My expertise, the architecture decisions, the conventions, the gotchas I’ve accumulated over years of maintaining these libraries, is encoded in case. In the golden principles. In the playbooks. In the learnings files. Encoded once, enforced continuously, across every run, across every model upgrade.

Everyone should be doing this

I genuinely believe every developer managing more than a couple of repos should build some version of a harness. It doesn’t need to be six agents and a TypeScript orchestrator. Start smaller.

Write a CLAUDE.md that actually describes how to work in your repo. Not a README. A CLAUDE.md. What commands to run. What conventions matter. What the architecture looks like. What not to do.

Add a check script that validates your conventions. TypeScript strict? Lock file present? No secrets committed? A shell script that runs grep and exits 0 or 1.

Write one playbook for the operation you repeat most often. The step-by-step for “fix a bug in this repo.” The agent follows it instead of inventing a workflow from scratch.

Then pay attention to what breaks. When the agent skips a step, add enforcement. When it gets confused about architecture, add a doc. When the same mistake happens twice, write it into a learnings file.

That’s the loop. Agent fails → you fix the system → next agent succeeds. It compounds. Every run makes the harness a little smarter. Every failure is an investment in future reliability.

What’s next

The thing I keep coming back to is proof. When a PR lands from case, I want to know exactly what happened: which tests ran, what the reviewer found, what the verifier saw in the browser, what the retrospective learned. Right now, the evidence chain is good. I want it to be airtight. Every marker traceable. Every decision auditable. The kind of paper trail where, six months from now, I can look at any PR and reconstruct the full story of how it got there.

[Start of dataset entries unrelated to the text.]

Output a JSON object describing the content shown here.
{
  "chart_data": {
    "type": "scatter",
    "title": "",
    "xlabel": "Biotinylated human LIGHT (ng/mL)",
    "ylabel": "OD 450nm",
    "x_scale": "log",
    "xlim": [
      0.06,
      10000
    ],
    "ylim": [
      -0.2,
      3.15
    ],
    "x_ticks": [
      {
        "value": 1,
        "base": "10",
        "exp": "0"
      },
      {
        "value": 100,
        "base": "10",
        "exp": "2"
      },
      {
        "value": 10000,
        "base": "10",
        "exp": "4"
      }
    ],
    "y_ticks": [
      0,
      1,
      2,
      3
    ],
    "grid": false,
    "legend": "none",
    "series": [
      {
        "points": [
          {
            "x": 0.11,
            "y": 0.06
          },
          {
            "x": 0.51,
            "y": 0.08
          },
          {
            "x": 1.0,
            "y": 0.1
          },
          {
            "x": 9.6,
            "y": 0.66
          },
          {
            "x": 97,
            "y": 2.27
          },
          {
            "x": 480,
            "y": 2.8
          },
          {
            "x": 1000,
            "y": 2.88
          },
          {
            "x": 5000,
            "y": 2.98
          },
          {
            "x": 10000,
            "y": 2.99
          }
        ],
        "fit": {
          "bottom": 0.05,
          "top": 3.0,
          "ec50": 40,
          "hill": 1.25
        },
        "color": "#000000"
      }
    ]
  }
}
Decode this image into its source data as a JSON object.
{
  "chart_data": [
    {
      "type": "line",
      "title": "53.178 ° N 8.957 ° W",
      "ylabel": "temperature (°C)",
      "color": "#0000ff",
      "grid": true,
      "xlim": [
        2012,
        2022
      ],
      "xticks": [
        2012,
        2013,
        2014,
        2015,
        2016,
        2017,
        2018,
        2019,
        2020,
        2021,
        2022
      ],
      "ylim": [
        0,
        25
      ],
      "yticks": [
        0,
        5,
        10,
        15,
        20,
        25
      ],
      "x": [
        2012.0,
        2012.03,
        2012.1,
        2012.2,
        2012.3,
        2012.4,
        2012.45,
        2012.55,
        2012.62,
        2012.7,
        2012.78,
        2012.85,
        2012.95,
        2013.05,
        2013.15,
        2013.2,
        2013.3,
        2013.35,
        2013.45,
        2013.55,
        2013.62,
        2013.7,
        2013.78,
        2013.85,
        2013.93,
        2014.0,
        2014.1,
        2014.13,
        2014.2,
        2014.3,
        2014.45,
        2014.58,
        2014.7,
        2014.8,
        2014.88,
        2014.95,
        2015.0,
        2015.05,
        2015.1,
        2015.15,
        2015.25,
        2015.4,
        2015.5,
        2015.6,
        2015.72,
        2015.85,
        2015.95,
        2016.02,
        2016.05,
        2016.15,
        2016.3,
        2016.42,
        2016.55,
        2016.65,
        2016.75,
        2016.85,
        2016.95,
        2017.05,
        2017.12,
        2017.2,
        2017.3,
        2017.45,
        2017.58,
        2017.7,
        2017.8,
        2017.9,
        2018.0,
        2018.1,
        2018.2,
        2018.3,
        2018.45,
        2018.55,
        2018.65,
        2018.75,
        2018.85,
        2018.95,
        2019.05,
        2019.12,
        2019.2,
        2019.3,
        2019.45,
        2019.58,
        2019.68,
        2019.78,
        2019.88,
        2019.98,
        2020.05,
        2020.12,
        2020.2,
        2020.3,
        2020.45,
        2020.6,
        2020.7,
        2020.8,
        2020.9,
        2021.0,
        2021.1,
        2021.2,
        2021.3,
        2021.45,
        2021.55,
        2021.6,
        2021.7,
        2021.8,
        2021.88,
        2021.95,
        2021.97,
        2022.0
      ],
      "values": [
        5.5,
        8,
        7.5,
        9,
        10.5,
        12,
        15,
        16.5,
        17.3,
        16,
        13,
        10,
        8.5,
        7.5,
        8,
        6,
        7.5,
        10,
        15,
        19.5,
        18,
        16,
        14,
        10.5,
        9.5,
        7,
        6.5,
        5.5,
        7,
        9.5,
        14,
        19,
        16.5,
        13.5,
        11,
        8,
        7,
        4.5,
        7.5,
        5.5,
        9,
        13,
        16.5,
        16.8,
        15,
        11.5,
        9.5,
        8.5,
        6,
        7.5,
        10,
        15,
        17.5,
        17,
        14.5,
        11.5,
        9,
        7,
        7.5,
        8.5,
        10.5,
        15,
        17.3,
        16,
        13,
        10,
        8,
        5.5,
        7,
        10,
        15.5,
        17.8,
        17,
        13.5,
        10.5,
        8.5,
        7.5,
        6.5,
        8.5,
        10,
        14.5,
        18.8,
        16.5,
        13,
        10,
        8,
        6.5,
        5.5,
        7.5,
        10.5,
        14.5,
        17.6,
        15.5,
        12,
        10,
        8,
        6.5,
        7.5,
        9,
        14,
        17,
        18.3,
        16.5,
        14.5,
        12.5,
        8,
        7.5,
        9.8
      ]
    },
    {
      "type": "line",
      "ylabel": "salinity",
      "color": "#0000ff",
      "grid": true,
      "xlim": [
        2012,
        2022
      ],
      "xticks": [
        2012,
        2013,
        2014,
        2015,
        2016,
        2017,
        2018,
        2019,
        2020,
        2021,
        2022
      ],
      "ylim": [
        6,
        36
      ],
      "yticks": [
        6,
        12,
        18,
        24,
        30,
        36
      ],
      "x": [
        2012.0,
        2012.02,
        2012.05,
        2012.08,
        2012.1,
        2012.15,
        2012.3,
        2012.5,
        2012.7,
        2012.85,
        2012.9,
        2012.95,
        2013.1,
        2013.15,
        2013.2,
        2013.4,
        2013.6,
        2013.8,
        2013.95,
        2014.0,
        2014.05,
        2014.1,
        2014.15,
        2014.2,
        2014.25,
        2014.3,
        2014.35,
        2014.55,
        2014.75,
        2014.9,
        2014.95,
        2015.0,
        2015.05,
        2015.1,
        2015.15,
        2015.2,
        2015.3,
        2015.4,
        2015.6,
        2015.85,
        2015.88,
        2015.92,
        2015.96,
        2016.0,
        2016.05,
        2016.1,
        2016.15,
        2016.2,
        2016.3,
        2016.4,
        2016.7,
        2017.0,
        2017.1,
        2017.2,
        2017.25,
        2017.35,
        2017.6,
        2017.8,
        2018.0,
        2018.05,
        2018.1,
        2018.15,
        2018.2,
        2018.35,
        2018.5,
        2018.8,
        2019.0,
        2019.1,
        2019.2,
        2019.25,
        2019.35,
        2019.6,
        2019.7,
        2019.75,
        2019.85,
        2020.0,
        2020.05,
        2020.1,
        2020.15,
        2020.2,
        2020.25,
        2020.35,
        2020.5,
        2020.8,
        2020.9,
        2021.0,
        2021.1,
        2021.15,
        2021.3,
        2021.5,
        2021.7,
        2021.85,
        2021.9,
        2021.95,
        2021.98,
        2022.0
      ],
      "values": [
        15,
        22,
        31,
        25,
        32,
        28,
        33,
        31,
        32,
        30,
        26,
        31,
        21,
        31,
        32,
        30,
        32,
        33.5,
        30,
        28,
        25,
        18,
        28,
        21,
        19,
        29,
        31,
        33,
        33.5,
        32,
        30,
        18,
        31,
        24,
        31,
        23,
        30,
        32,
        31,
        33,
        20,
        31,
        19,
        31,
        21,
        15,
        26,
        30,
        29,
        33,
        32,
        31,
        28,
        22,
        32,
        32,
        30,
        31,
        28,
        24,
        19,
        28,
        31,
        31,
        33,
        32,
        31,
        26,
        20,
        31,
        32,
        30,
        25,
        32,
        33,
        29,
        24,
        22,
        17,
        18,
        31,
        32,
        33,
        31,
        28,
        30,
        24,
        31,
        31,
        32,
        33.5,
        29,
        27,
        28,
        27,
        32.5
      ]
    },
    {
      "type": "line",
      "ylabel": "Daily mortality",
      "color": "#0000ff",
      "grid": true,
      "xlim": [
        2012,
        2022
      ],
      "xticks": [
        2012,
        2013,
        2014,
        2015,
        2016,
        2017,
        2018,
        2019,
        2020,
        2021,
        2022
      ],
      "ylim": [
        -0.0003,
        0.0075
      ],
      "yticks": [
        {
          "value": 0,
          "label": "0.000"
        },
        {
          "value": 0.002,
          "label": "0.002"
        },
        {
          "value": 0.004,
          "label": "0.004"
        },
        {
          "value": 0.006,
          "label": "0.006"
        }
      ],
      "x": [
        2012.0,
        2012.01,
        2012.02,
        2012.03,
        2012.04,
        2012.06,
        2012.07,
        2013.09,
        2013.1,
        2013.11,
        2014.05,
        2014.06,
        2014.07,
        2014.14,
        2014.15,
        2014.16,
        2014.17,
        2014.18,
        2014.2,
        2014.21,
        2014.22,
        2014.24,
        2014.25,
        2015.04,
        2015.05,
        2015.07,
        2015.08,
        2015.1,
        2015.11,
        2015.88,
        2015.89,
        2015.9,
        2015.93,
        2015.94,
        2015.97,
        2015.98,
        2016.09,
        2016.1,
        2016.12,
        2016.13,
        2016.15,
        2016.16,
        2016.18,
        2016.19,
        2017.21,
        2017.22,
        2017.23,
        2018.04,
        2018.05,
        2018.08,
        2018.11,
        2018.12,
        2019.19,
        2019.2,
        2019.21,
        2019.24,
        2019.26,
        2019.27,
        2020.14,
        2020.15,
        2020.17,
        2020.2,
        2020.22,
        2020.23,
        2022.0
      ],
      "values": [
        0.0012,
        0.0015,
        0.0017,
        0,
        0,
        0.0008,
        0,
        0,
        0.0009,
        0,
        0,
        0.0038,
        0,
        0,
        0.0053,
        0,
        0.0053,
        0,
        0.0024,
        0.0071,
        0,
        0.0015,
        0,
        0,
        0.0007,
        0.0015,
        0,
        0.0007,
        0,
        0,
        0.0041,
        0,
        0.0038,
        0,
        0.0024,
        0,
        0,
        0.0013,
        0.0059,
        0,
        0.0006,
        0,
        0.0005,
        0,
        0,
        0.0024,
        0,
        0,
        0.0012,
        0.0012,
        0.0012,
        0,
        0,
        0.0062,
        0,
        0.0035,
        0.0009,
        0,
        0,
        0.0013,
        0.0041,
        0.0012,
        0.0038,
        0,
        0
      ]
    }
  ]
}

The retrospective is the other piece. It already proposes amendments and maintains per-repo learnings. But the feedback loop between “agent struggled” and “harness got smarter” still has friction. I review every proposed amendment by hand. Some of them are obvious wins. I want the retrospective to get confident enough, and the evidence behind its proposals strong enough, that the obvious ones can land without me.

A few months ago, I was the bottleneck. Now I run ca 1234 and review the PR. The harness manages the agents. The retrospective improves the harness. I steer.

If you’re working with AI agents, even one, even sometimes, stop treating the conversation as the interface. Build the environment. Encode your conventions. Enforce mechanically. Let the agents fail, and when they do, ask yourself the only question that matters: what’s missing from the harness?

The code writes itself. Your job is to build the system that makes sure it writes itself well.